Budget Set to Reduce
3 min readBY JUSTIN TONEY
The University will not be hiring for the position of internal auditor anytime soon.
Instead, the money set aside for salary and benefits for that and all other vacant positions that have been “frozen” will be saved and re-collected into the University’s general fund.
Executive Vice President for Administration and Finance Rick Hurley said that this is the main strategy of his department in preparation for future budget cuts.
“Every institution uses that strategy because of the nature of 900 employees turning over,” Hurley said. “There’s always going to be a chunk of savings.”
President Judy Hample has asked staff and administrators to prepare for a 5 percent, 10 percent or 15 percent cut in funds provided by the Commonwealth.
Hurley said that tuition will “definitely” rise next year, but the budget cuts will not be the direct cause.
The school has to match the state 50 percent for every increase in faculty saleries.
This 50 percent comes from the University’s maintained agency fund, which is suplimented by student payments.
The current state allocations, given in monthly increments, for the 2008-2009 fiscal year was set to $23,062,992.
The departments are preparing for this number to drop by up to $3.5 million.
Postponing and possibly canceling planned expenditures may become necessary to ballance the school’s budget.
“There’s a lot of uncertainty over it right now and you just put together the plan that you can, but don’t really know exactly how you’re gonna do it until the number arrives,” Hurley said.
Their plans follow the strategy used last year that compensated for a budget reduction of over $1.5 million at the end of the 2006-2008 budget. The strategy involves setting specific broad goals to reduce spending, and then addressing specific expenditures as they come.

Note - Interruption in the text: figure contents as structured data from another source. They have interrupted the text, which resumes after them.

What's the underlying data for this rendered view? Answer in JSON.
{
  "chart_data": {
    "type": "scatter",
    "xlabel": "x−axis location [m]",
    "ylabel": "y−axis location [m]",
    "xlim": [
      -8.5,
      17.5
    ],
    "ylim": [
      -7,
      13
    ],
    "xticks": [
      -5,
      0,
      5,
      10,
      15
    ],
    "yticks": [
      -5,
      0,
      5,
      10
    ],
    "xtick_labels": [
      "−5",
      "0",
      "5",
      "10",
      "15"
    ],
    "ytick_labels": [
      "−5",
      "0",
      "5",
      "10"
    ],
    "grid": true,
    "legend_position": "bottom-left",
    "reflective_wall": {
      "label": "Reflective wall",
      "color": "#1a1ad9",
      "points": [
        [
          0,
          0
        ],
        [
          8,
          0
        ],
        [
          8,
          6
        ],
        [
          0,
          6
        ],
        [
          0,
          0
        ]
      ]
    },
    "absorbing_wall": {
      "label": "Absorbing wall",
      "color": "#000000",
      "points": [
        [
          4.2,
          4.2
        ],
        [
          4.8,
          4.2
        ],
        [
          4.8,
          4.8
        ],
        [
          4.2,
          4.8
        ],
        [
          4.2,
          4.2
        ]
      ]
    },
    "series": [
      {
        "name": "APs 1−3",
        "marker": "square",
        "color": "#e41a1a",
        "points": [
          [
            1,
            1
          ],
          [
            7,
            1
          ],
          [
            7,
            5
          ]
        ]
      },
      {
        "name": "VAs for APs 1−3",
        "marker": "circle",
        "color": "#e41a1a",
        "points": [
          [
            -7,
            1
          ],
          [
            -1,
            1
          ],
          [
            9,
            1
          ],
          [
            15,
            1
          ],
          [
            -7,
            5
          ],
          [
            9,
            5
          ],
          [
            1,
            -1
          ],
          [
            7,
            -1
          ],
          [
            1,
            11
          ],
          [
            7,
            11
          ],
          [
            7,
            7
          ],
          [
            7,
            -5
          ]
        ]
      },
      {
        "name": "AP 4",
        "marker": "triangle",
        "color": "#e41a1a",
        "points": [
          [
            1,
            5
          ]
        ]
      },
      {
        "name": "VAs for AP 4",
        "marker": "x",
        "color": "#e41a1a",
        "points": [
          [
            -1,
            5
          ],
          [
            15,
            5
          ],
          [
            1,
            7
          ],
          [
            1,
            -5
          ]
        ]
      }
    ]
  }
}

As to which projects would be cut and which saved, Hurley said that salary savings come first, and then one-time funding items such as equipment.
“The final decision is made by President Hample, but she won’t make it until after extensive discussion with the executive staff,” Hurley said.
The money set aside for electricity, natural gas to run the power plant, repaying the debt and other operational costs will not be cut. Hurley said he will try not to cut academic programs, but that it is too early to speak on other expenditures.
“Some would call it luck,” he said. “[The planned cuts] are Band-Aids to get us through so we can have a balanced budget.”
Two months into a two-year fiscal cycle, the Virginia Treasury and Finance Departments realized that the Commonwealth would be unable to meet its promised allocations.
Associate Vice President of Business and Finance Rick Pearce says expected cuts for the University to an economy that the Governor’s office estimates will recede much lower than predicted two months ago when the current budget was decided.
“They’re doing it one and a half years ahead of the biennium,” Pearce said. “They’re basically just guessing at this point.”
The state budget for public appropriations comes from tax revenue, which Pearce says has not demonstrated that it will be enough this year.
Virginia law dictates that the Commonwealth’s budget can not be left unballanced.
This year’s budget cycle began July 1.
“If I’m not mistaken, they had anticipated that coroprate taxes would increase by six percent, when in fact for the last two to three months, they have only gone up by one percent,” said Pearce.
Still, Pearce believes that the decision to cut based upon early-estimated losses is a wise one.
“You don’t want to wait unti June to say ‘Oh my God! We only collected $90 million instead of $1 billion,’” he said.
Neither he nor Hurley felt any worry over the situation.
“We can handle it,” Pearce said. “We won’t shut the doors.”